The pH level of the soil increases when bleach is poured on an area, and nothing can grow on that area for a considerable length of time (often several months) which can make your flower bed useless.

Some instructions on using bleach as a herbicide:

The following instructions should be followed if you want to use bleach as a weed killer:

DO

  • Safety gloves and eye protection should be worn at all times.
  • Prevent accidental spraying by using on a calm day.
  • Pull out the dead weeds after a few days.
  • To test its effectiveness, try it out a little.
  • Children and pets should not be allowed in the area.

DON’T

  • Overuse.
  • Don’t let children or pets near it until it’s dry.
  • Do not spray on vegetation you hope to keep.
  • Apply to lawns or crops that are edible.
  • Whenever possible, use near water sources.
  • Environments containing aquatic life.
  • Use on a day when rain is forecast.
  • Combine with other chemicals
  • Don’t spray any desirable plant or they may die 

Bleach can be used either diluted and sprayed or undiluted and smeared between cracks in paving, slabs, on a gravel driveway or other hard surfaces to get rid of unwanted grass and weeds.

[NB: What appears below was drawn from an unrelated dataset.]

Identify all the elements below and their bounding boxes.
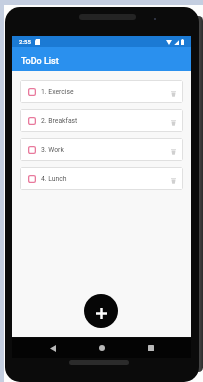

Choose a day that is warm and calm with no forecast of rain, in the event of rain, bleach can infiltrate other plants and areas of your garden, killing them. During the spraying process, bleach can be blown onto plants or other people by the wind.

How effective is it?

Using bleach on weeds is an effective herbicide. Weeds will be killed by it, almost all small weeds are killed by bleach. Unlike larger or invasive ground plants like Ivy, Brambles and Knotweed, it won’t work on them. 

Bleach destroys weeds by seeping into the roots of weeds, you won’t be able to grow on soiled surfaces, and you’ll have to wait several months before your garden soil is ready to plant in.

Do you recommend it’s use?

We, among most others, recommend against its use.

When bleach is overused, it can kill trees, plants, and insects. Other serious environmental effects can result from it, such as seeping into the groundwater, in some places it is illegal as well.

If you need to use it, make sure you use it sparingly and only in cracks in your paving. Consider using one of the following alternatives for a safer, smarter and more effective solution.

What is the alternative to bleach?

Bleach is a hazardous chemical that is harmful, the main ingredient of household bleach is 3% to 6% Sodium Hypochlorite

The use of bleach as herbicide works well when used sparingly, though there are many better, safer options out there:

To get rid of weeds, assuming you do not mind using chemicals, you might as well use a commercial weed killer. When used correctly, they can be used safely as herbicides provided the instructions are followed and the label is read.